In pochissimi minuti sul posto sono giunte le gazzelle della Sezione Radiomobile della Compagnia dei Carabinieri di Torre del Greco. I militari hanno prestato le prime cure al ferito in attesa dell’arrivo del personale sanitario del 118.
L’uomo, di un’età apparente attorno ai 50 anni, presentava una profonda lesione alla testa. Trasportato d’urgenza in codice rosso al pronto soccorso dell’Ospedale del Mare, gli è stato riscontrato un grave trauma cranico. Attualmente il paziente versa in pericolo di vita, con prognosi strettamente riservata, in attesa di essere sottoposto a un delicato intervento chirurgico.
La vicenda si tinge di contorni ancora più complessi a causa della totale assenza di elementi identificativi: l’uomo non aveva con sé alcun documento di riconoscimento e le sue condizioni di incoscienza rendono impossibile raccogliere informazioni utili. Gli investigatori sono al lavoro sia per dare un nome al cinquantenne e risalire ai familiari, sia per fare luce su quanto accaduto.

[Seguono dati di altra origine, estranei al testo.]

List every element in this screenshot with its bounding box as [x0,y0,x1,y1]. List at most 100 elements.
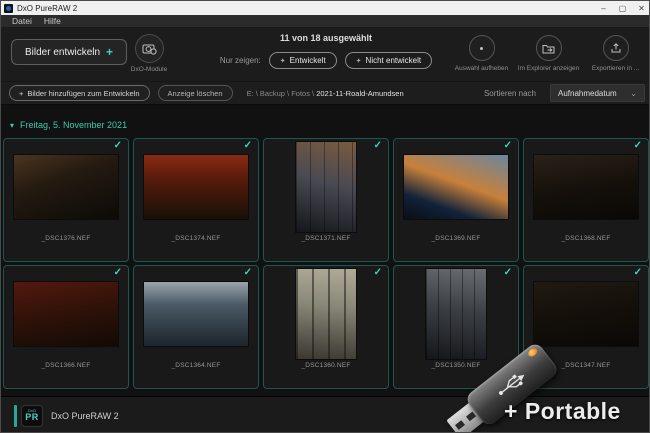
photo-filename: _DSC1364.NEF [171,362,221,369]
photo-thumbnail[interactable] [404,155,508,219]
photo-cell[interactable]: ✓ _DSC1376.NEF [3,138,129,262]
sort-label: Sortieren nach [483,88,536,98]
breadcrumb-prefix[interactable]: E: \ Backup \ Fotos \ [247,89,317,98]
add-images-button[interactable]: + Bilder hinzufügen zum Entwickeln [9,85,150,101]
menu-item-hilfe[interactable]: Hilfe [38,16,67,26]
photo-browser: ▾ Freitag, 5. November 2021 ✓ _DSC1376.N… [1,105,649,396]
sort-dropdown[interactable]: Aufnahmedatum ⌄ [550,84,645,102]
photo-filename: _DSC1374.NEF [171,235,221,242]
photo-area [134,139,258,235]
photo-filename: _DSC1368.NEF [561,235,611,242]
photo-cell[interactable]: ✓ _DSC1360.NEF [263,265,389,389]
photo-filename: _DSC1347.NEF [561,362,611,369]
photo-area [264,266,388,362]
statusbar-app-name: DxO PureRAW 2 [51,410,119,421]
photo-filename: _DSC1360.NEF [301,362,351,369]
photo-thumbnail[interactable] [14,155,118,219]
selection-filter-group: 11 von 18 ausgewählt Nur zeigen: ✦ Entwi… [166,33,486,69]
photo-filename: _DSC1369.NEF [431,235,481,242]
add-images-label: Bilder hinzufügen zum Entwickeln [27,88,140,98]
pureraw-logo: DxO PR [21,404,43,427]
collapse-caret-icon: ▾ [10,120,15,130]
photo-area [394,139,518,235]
photo-area [524,266,648,362]
photo-thumbnail[interactable] [296,269,356,359]
camera-module-icon [142,44,157,55]
window-controls: – ▢ ✕ [594,1,649,15]
main-toolbar: Bilder entwickeln + DxO-Module 11 von 18… [1,28,649,81]
date-group-title: Freitag, 5. November 2021 [20,120,128,130]
breadcrumb[interactable]: E: \ Backup \ Fotos \ 2021-11-Roald-Amun… [247,89,404,98]
develop-images-label: Bilder entwickeln [25,46,101,58]
sparkle-icon: ✦ [355,57,362,65]
menubar: Datei Hilfe [1,15,649,28]
filter-developed-label: Entwickelt [289,56,326,65]
export-button[interactable] [602,35,629,61]
photo-cell[interactable]: ✓ _DSC1369.NEF [393,138,519,262]
selection-status: 11 von 18 ausgewählt [279,33,373,43]
photo-cell[interactable]: ✓ _DSC1347.NEF [523,265,649,389]
photo-cell[interactable]: ✓ _DSC1371.NEF [263,138,389,262]
photo-thumbnail[interactable] [534,282,638,346]
photo-area [4,139,128,235]
photo-filename: _DSC1376.NEF [41,235,91,242]
filter-developed-button[interactable]: ✦ Entwickelt [268,52,337,69]
filter-not-developed-label: Nicht entwickelt [365,56,422,65]
photo-filename: _DSC1371.NEF [301,235,351,242]
titlebar: DxO PureRAW 2 – ▢ ✕ [1,1,649,15]
photo-cell[interactable]: ✓ _DSC1364.NEF [133,265,259,389]
minimize-button[interactable]: – [594,1,613,15]
photo-cell[interactable]: ✓ _DSC1350.NEF [393,265,519,389]
sort-value: Aufnahmedatum [558,88,617,98]
filter-not-developed-button[interactable]: ✦ Nicht entwickelt [344,52,433,69]
deselect-group: Auswahl aufheben [448,35,515,72]
chevron-down-icon: ⌄ [630,88,637,98]
plus-icon: + [19,88,24,98]
breadcrumb-current: 2021-11-Roald-Amundsen [316,88,404,98]
export-group: Exportieren in ... [582,35,649,72]
clear-view-label: Anzeige löschen [167,88,223,98]
photo-area [4,266,128,362]
photo-thumbnail[interactable] [14,282,118,346]
photo-filename: _DSC1366.NEF [41,362,91,369]
explorer-label: Im Explorer anzeigen [517,65,580,72]
export-up-arrow-icon [611,43,620,53]
menu-item-datei[interactable]: Datei [6,16,38,26]
deselect-all-button[interactable] [468,35,495,61]
photo-thumbnail[interactable] [144,282,248,346]
pureraw-logo-text: PR [25,412,39,422]
photo-area [134,266,258,362]
photo-thumbnail[interactable] [426,269,486,359]
photo-area [394,266,518,362]
develop-images-button[interactable]: Bilder entwickeln + [11,39,128,65]
explorer-group: Im Explorer anzeigen [515,35,582,72]
photo-cell[interactable]: ✓ _DSC1374.NEF [133,138,259,262]
clear-view-button[interactable]: Anzeige löschen [157,85,233,101]
plus-icon: + [106,45,114,59]
dxo-module-button[interactable] [134,34,164,63]
toolbar-right-actions: Auswahl aufheben Im Explorer anzeigen Ex… [448,35,649,72]
folder-icon [542,44,555,53]
photo-thumbnail[interactable] [534,155,638,219]
window-title: DxO PureRAW 2 [17,3,78,13]
maximize-button[interactable]: ▢ [613,1,632,15]
app-icon [4,3,13,13]
photo-area [524,139,648,235]
statusbar: DxO PR DxO PureRAW 2 [1,396,649,432]
export-label: Exportieren in ... [591,65,640,72]
show-in-explorer-button[interactable] [535,35,562,61]
photo-filename: _DSC1350.NEF [431,362,481,369]
date-group-header[interactable]: ▾ Freitag, 5. November 2021 [10,120,127,130]
photo-cell[interactable]: ✓ _DSC1366.NEF [3,265,129,389]
filter-row: Nur zeigen: ✦ Entwickelt ✦ Nicht entwick… [219,52,433,69]
app-window: DxO PureRAW 2 – ▢ ✕ Datei Hilfe Bilder e… [0,0,650,433]
sort-area: Sortieren nach Aufnahmedatum ⌄ [483,84,649,102]
filter-label: Nur zeigen: [219,56,261,65]
deselect-dot-icon [480,46,483,50]
photo-thumbnail[interactable] [296,142,356,232]
action-toolbar: + Bilder hinzufügen zum Entwickeln Anzei… [1,81,649,105]
close-button[interactable]: ✕ [632,1,649,15]
photo-cell[interactable]: ✓ _DSC1368.NEF [523,138,649,262]
statusbar-accent-bar [14,404,17,427]
photo-thumbnail[interactable] [144,155,248,219]
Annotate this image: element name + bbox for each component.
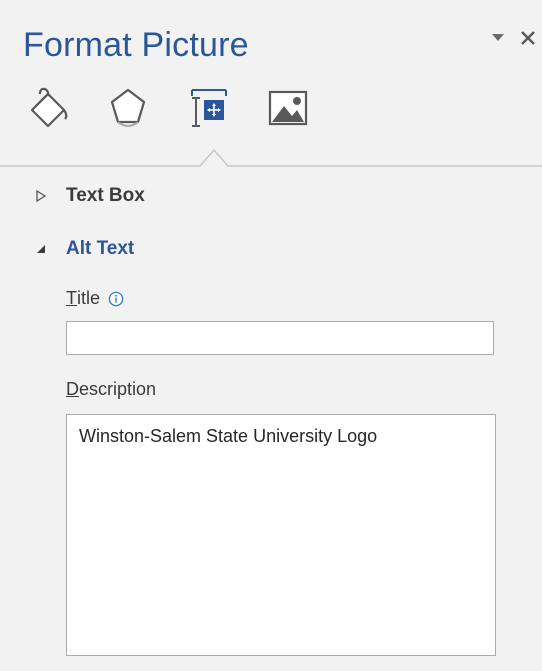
pane-controls [488, 28, 538, 48]
section-text-box-label: Text Box [66, 185, 145, 206]
tab-layout-and-properties[interactable] [185, 85, 231, 131]
description-label: Description [66, 379, 156, 400]
description-label-rest: escription [79, 379, 157, 399]
collapse-arrow-icon [37, 245, 45, 253]
dropdown-triangle-icon [492, 34, 504, 41]
pane-title: Format Picture [23, 26, 249, 64]
expand-arrow-icon [36, 190, 46, 202]
size-properties-icon [191, 89, 227, 127]
title-input[interactable] [66, 321, 494, 355]
tab-effects[interactable] [105, 85, 151, 131]
section-text-box[interactable]: Text Box [36, 185, 145, 207]
info-circle-icon [108, 291, 124, 306]
section-alt-text[interactable]: Alt Text [36, 238, 134, 260]
tab-picture[interactable] [265, 85, 311, 131]
format-picture-pane: Format Picture Text Box Alt Text T itle … [0, 0, 542, 671]
section-alt-text-label: Alt Text [66, 238, 135, 259]
description-textarea[interactable]: Winston-Salem State University Logo [66, 414, 496, 656]
description-label-accel: D [66, 379, 79, 399]
pentagon-icon [110, 88, 146, 127]
tab-fill-and-line[interactable] [25, 85, 71, 131]
title-label: Title [66, 288, 124, 309]
title-label-rest: itle [77, 288, 101, 308]
close-icon [521, 31, 535, 45]
task-pane-options-button[interactable] [488, 28, 508, 48]
picture-icon [268, 90, 308, 126]
paint-bucket-icon [30, 87, 68, 128]
close-pane-button[interactable] [518, 28, 538, 48]
title-label-accel: T [66, 288, 77, 308]
format-tab-row [25, 84, 345, 132]
info-icon[interactable] [108, 291, 124, 307]
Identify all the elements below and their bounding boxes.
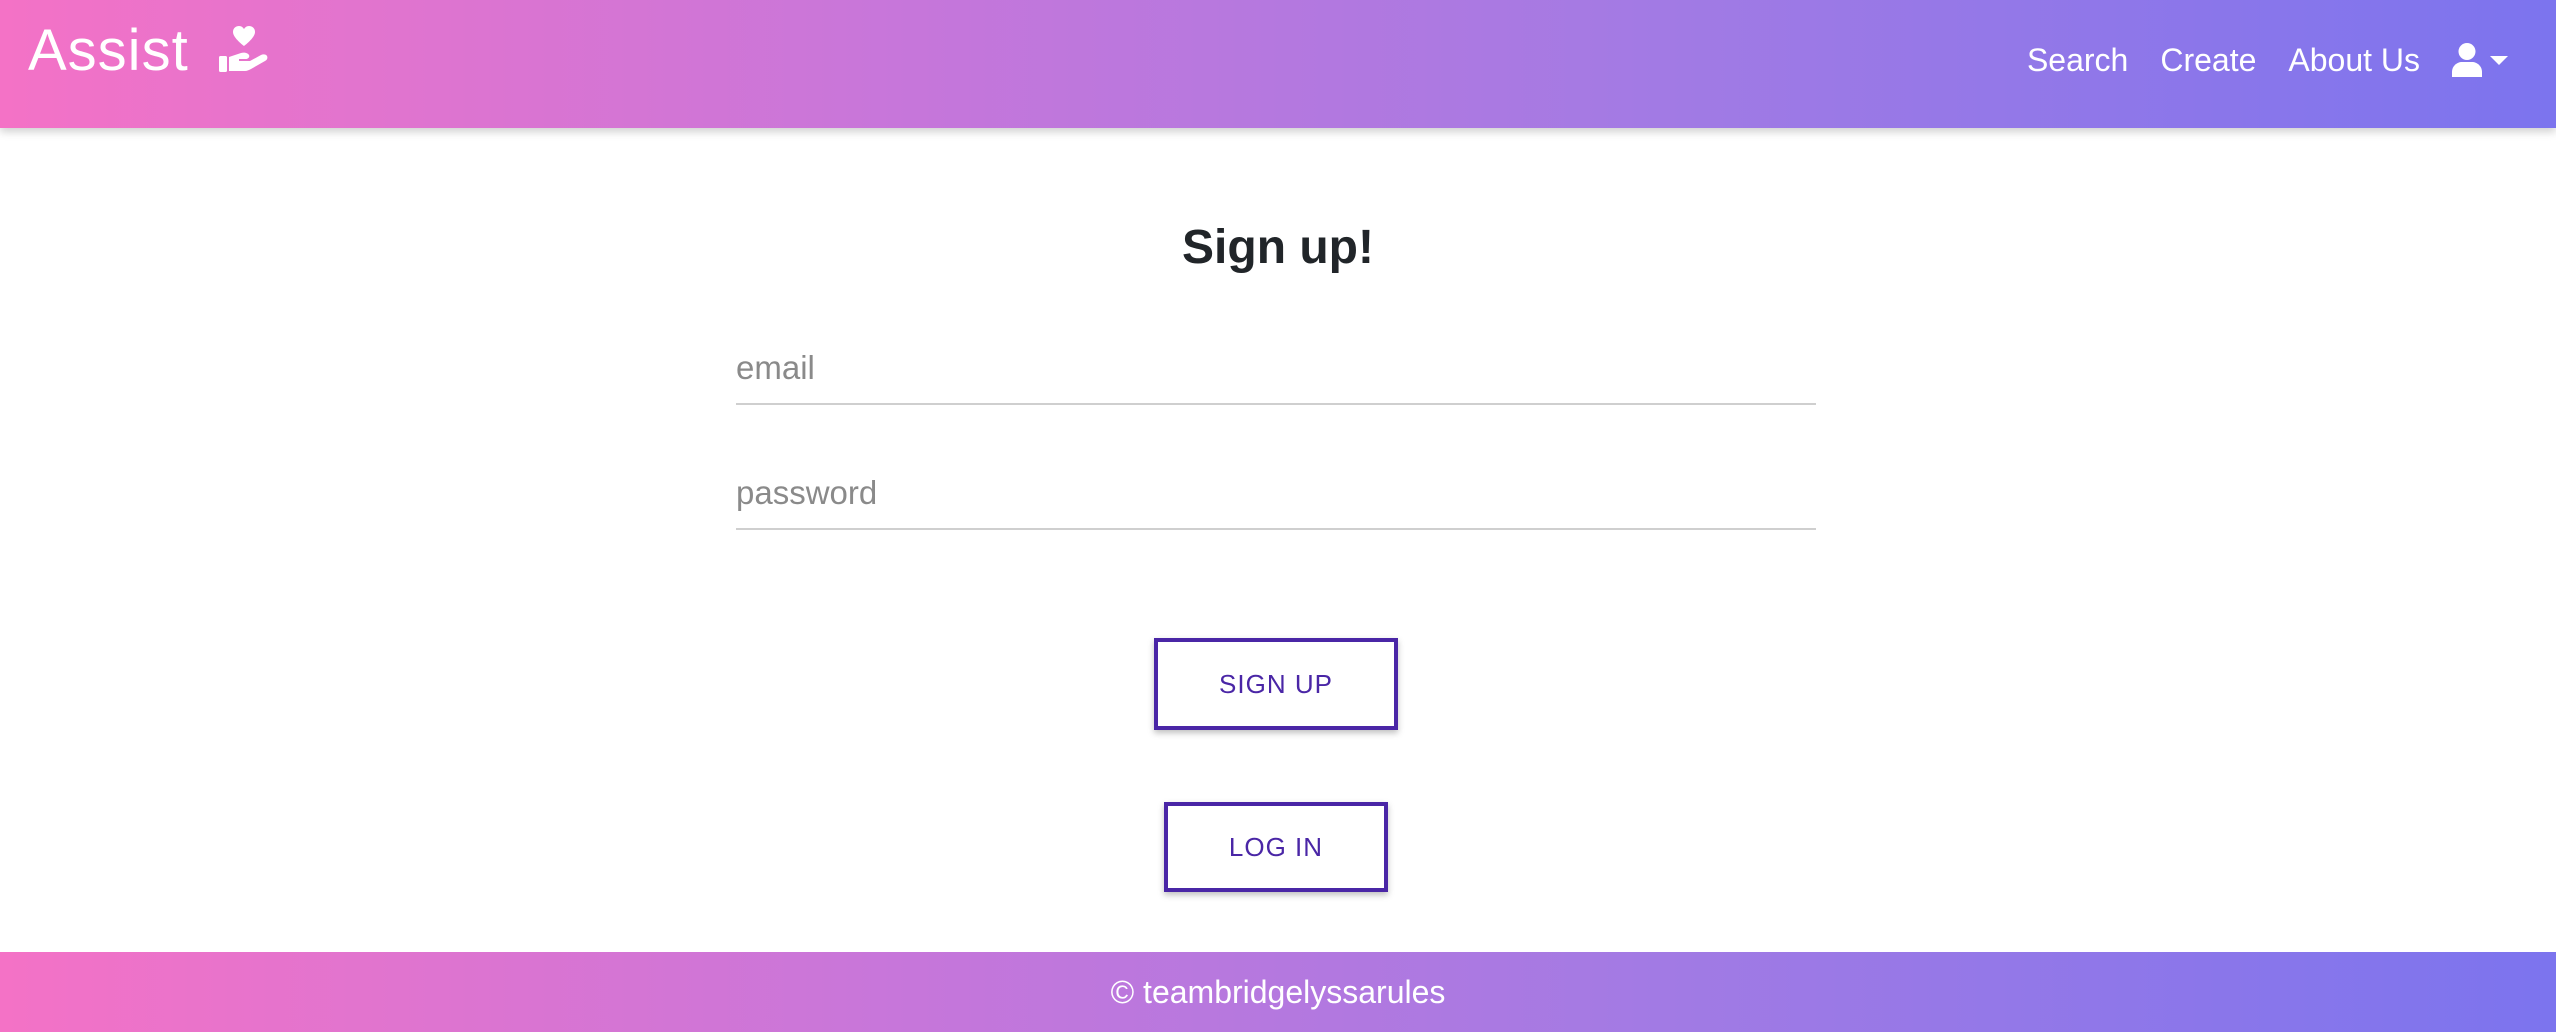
hand-holding-heart-icon	[218, 26, 269, 72]
nav-link-about-us[interactable]: About Us	[2288, 36, 2420, 84]
nav-links: Search Create About Us	[1995, 36, 2508, 84]
user-menu-toggle[interactable]	[2452, 43, 2508, 77]
email-input[interactable]	[736, 333, 1816, 405]
sign-up-button[interactable]: SIGN UP	[1154, 638, 1398, 730]
footer-copyright: © teambridgelyssarules	[1110, 973, 1446, 1010]
footer: © teambridgelyssarules	[0, 952, 2556, 1032]
caret-down-icon	[2490, 55, 2508, 65]
nav-link-create[interactable]: Create	[2160, 36, 2256, 84]
nav-link-search[interactable]: Search	[2027, 36, 2128, 84]
password-input[interactable]	[736, 458, 1816, 530]
page-title: Sign up!	[1182, 221, 1374, 274]
top-navbar: Assist Search Create About Us	[0, 0, 2556, 128]
signup-page: Sign up! SIGN UP LOG IN	[0, 128, 2556, 952]
log-in-button[interactable]: LOG IN	[1164, 802, 1388, 892]
user-icon	[2452, 43, 2482, 77]
brand-name: Assist	[28, 18, 189, 83]
brand-link[interactable]: Assist	[28, 16, 269, 86]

I Carabinieri, sotto il coordinamento della magistratura, mantengono aperte tutte le piste investigative. Le ipotesi al vaglio spaziano dal malore improvviso – che potrebbe aver causato una rovinosa caduta a terra – fino all’aggressione o all’investimento da parte di un pirata della strada poi fuggito senza prestare soccorso. Decisivi per sciogliere i dubbi saranno i rilievi scientifici eseguiti nell’area del ritrovamento e l’esame dei filmati delle telecamere di videosorveglianza presenti lungo via Prota.